Setting Industry Standards
In addition to API, the organizations involved in spearheading the industry’s sustainability efforts are the International Association of Oil and Gas Producers and the IPIECA, both with headquarters in London.
API represents more than 600 member companies and organizations that produce, process and distribute most of the United States’ energy. Founded in 1919, API reports developing more than 700 industry standards to enhance operational, safety and environmental efficiency and sustainability over the past century.
According to IOGP, its members produce 40 percent of the world’s oil and gas and operate in all producing regions. IPIECA, initially established as the International Petroleum Industry Environmental Conservation Association, is a global oil and gas industry association advancing environmental and social performance, and is the industry’s main channel of engagement with the United Nations.
In March, the three associations jointly released a new edition of their “Sustainability Reporting Guidance for the Oil and Gas industry,” reflecting more than 15 years of collaboration among their member companies.
The guidelines aim at setting out a clear framework for companies to report on how they manage their performance and sustainability efforts, with updates in the new revision to improve reporting on performance indicators related to climate change.
Having clear, consistent and comparable industry reporting standards in sustainability is crucial for a number of reasons, Padilla said.
“On the government side, for example, companies in the U.S. for a while now have been required to report their GHG emissions,” he noted.
Those reports become part of the official U.S. inventory of emissions, used for comparison with other countries and for monitoring compliance with various international accords. Sustainability reporting is also important for financial industry evaluations, Padilla said.

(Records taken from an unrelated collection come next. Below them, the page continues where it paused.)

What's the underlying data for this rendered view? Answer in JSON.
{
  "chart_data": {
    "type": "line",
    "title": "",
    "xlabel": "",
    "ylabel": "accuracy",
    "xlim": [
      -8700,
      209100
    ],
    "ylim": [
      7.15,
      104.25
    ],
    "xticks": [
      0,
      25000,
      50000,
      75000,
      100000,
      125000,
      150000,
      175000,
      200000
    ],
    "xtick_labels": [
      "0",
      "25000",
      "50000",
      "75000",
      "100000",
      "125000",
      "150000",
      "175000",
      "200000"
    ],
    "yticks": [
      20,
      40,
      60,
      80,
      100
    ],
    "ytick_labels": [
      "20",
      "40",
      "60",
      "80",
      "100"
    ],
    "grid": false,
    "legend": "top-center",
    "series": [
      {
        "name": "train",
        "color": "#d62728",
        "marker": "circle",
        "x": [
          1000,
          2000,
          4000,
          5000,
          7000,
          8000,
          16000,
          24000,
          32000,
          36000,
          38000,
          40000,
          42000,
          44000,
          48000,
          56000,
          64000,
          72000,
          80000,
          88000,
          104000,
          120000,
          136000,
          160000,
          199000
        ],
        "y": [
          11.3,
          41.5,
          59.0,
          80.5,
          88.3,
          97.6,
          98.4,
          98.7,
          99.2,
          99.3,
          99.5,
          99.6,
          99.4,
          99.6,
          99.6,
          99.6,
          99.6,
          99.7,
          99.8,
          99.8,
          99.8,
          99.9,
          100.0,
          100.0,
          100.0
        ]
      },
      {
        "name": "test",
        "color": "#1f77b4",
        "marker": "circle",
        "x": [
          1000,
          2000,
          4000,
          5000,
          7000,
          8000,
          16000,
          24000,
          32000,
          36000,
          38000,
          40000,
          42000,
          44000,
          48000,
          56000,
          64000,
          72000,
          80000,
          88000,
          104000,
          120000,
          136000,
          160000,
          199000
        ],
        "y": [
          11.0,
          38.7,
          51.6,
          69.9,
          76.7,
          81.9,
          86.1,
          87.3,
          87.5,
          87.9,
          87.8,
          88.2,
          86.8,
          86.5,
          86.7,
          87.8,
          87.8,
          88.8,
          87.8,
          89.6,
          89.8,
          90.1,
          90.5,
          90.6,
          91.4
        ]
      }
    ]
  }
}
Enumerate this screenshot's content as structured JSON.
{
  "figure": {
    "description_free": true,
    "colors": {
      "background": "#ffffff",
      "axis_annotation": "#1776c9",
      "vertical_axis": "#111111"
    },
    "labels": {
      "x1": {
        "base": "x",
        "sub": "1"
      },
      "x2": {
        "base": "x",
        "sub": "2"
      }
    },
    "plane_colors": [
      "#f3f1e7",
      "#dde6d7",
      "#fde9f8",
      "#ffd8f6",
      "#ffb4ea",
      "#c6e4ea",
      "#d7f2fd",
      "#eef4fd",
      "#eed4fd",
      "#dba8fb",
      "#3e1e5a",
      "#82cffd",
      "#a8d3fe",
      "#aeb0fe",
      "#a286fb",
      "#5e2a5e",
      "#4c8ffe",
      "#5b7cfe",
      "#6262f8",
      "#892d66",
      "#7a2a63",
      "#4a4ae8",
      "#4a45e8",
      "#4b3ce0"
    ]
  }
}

“Banks and investors across the spectrum all have an increasingly sophisticated level of expectations about reporting on sustainability and ESG for our industry,” he explained.
IOGP and IPIECA also have issued an update to their Report 254: “Environmental management in the upstream oil and gas industry.”
According to IPIECA, the report “provides a detailed overview of environmental management practices” in the global energy industry. Its primary focus is on ways to address potential environmental impacts from exploration and production.
Padilla said the industry’s coordinating organizations also have a key role in establishing safety standards and procedures, and in sharing best practices for protecting human health and wellbeing through safe operations.
“I often point out that safety is part of the bread-and-butter for our industry, and it can get overlooked as a part of sustainability,” he said.
In recent years, methane emissions have emerged as a key issue in oil and gas operations. Controlling and reducing those emissions is probably the number one environmental focal point for the industry right now, Padilla said.
“The main proposal and even main challenge for our industry is to reduce the methane intensity of the production and consumption of natural gas,” he observed.
Today, “there are a number of initiatives globally to reduce methane emissions,” he said.
Increased use of natural gas is a sustainability positive because gas displaces higher-carbon, less-efficient energy sources, Padilla said. But methane, the primary component of natural gas, has an intense greenhouse gas effect when released into the atmosphere.
API is addressing the issue by promoting and sharing solutions like no-bleed or low-bleed pneumatic controllers, low-loss gas loading/unloading and enhanced leak detection and repair.
What’s needed “I think, first, is joint action on a voluntary basis within the industry to show that we are being proactive in reducing methane levels on our own,” Padilla noted.
“Our (member) companies are supporting that because we really believe that addressing climate change is a global task,” he said.